Wigtn/Qwen3-VL-2B-WigtnOCR
Wigtn/Qwen3-VL-2B-WigtnOCR is a 2 billion parameter vision-language model (VLM) developed by WIGTN Crew, distilled from a 30B teacher model. Optimized for document parsing, it excels at extracting structured information from complex layouts, particularly Korean government documents, and achieves top retrieval performance in RAG pipelines. This model is designed for production-ready, fast inference on a single GPU, offering enhanced table and text extraction over its larger teacher.
Loading preview...
Overview
WigtnOCR-2B is a 2 billion parameter Vision-Language Model (VLM) developed by WIGTN Crew, specifically designed for robust document parsing. It is distilled from a 30B parameter teacher model, Qwen3-VL-30B, using a pseudo-label distillation method that leverages quality-filtered ground truth. This approach allows WigtnOCR-2B to match or even surpass its larger teacher in document parsing quality across several metrics, while being significantly more efficient.
Key Capabilities
- Efficient Distillation: Achieves performance comparable to a 30B teacher model with only 2B parameters, making it production-ready and deployable on a single GPU.
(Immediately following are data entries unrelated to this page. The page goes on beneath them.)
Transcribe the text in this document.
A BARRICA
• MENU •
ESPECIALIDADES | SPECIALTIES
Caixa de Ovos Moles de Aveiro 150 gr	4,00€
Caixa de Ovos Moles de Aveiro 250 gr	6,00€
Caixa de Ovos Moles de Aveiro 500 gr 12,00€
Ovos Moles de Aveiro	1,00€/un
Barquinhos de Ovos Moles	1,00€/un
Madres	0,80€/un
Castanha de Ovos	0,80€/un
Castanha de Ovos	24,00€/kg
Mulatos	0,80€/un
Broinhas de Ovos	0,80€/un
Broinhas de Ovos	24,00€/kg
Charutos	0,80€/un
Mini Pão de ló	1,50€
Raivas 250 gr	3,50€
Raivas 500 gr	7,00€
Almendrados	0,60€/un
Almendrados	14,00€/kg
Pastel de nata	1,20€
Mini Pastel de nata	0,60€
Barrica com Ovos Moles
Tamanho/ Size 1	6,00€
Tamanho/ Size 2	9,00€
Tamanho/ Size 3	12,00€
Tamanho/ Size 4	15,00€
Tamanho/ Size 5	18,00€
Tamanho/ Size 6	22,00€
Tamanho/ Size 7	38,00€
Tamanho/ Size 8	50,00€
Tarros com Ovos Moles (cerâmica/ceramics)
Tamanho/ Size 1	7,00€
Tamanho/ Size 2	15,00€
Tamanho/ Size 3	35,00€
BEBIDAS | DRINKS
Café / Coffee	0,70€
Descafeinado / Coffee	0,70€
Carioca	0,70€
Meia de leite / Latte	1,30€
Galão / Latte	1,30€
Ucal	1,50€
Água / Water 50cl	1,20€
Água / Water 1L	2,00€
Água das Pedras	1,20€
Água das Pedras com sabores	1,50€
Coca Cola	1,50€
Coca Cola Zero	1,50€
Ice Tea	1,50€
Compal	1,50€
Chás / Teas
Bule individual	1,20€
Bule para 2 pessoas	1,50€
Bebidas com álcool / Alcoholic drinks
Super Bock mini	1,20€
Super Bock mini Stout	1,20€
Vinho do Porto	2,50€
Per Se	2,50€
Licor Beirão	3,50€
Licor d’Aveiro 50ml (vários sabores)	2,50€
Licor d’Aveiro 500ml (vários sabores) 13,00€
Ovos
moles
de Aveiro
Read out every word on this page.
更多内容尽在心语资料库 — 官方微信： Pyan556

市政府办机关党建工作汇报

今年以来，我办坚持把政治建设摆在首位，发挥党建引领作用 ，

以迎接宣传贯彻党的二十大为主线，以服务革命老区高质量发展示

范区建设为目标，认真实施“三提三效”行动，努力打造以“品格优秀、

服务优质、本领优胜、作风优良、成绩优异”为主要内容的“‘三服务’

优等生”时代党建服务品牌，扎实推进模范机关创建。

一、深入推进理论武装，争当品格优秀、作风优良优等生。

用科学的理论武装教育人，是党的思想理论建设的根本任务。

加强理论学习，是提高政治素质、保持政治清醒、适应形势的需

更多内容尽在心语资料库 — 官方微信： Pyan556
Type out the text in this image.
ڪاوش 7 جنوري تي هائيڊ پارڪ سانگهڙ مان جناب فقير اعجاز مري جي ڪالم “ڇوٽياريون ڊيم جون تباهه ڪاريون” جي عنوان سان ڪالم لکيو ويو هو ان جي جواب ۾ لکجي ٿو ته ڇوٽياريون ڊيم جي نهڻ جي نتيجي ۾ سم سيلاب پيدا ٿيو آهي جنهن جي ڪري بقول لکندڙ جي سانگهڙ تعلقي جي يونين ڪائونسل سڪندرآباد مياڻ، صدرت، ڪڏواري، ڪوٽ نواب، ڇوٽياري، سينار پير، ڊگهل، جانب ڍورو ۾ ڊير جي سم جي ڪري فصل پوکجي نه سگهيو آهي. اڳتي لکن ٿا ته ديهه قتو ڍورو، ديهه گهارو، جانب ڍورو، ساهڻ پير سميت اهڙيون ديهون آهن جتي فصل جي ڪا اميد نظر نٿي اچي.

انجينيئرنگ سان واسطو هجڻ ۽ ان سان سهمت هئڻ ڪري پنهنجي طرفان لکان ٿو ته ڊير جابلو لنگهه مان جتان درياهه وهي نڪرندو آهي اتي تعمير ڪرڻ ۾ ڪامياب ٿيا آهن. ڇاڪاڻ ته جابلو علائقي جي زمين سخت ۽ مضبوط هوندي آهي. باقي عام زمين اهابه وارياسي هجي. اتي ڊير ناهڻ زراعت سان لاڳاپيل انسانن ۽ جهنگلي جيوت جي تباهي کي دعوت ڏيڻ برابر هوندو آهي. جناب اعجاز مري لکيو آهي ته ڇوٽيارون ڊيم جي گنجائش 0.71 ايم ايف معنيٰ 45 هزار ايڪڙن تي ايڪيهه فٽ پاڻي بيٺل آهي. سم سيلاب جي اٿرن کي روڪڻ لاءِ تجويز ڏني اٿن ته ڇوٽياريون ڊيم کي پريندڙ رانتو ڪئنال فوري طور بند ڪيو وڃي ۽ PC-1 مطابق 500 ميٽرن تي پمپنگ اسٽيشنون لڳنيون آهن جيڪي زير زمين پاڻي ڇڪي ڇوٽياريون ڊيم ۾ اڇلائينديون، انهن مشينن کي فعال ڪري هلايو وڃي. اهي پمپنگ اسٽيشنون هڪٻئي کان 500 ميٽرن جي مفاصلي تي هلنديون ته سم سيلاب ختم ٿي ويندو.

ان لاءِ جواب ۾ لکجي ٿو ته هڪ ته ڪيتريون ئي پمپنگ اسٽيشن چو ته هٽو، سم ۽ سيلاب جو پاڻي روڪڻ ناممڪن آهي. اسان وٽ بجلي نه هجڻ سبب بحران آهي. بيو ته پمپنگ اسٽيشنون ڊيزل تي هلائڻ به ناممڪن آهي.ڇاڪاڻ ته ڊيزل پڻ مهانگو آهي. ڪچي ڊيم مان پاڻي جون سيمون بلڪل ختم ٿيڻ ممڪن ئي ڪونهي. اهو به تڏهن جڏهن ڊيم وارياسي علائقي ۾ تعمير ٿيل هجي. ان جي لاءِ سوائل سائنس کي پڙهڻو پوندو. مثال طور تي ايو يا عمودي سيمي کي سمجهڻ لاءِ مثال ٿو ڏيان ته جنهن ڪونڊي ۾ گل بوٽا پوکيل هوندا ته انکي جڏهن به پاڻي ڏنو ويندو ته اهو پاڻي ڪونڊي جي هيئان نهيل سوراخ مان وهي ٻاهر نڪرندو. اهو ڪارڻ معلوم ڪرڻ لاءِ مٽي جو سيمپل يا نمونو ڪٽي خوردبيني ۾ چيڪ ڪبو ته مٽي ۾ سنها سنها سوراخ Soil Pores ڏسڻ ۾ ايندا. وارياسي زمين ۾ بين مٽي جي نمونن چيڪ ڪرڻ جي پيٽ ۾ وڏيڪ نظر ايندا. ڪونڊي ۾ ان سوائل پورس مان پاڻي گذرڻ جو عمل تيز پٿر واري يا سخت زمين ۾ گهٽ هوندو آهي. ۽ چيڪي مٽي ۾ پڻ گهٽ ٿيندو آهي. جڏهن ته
- Superior Table Extraction: Demonstrates a notable +12.6pp improvement in Table TEDS over its teacher, indicating enhanced ability to recognize and structure tabular data.
- Optimized for Korean Documents: Specifically fine-tuned on complex Korean government document layouts, including tables, forms, and multi-column structures.
- Improved RAG Retrieval: Ranks #1 in Hit@1, Hit@5, and MRR@10 among six parsers on Korean government documents, proving its effectiveness in enhancing Retrieval-Augmented Generation (RAG) pipelines.
- Structured Markdown Output: Converts document images into well-structured Markdown, preserving headings, tables, formulas, and reading order, and can extract data from charts into tables.
Good For
- Digitization and parsing of Korean government documents.
- Preprocessing documents for RAG pipelines, converting PDFs into structured Markdown for improved retrieval.
- Parsing academic papers, including complex elements like tables, formulas, and maintaining reading order.
- Bilingual document processing, with optimization for both Korean and English content.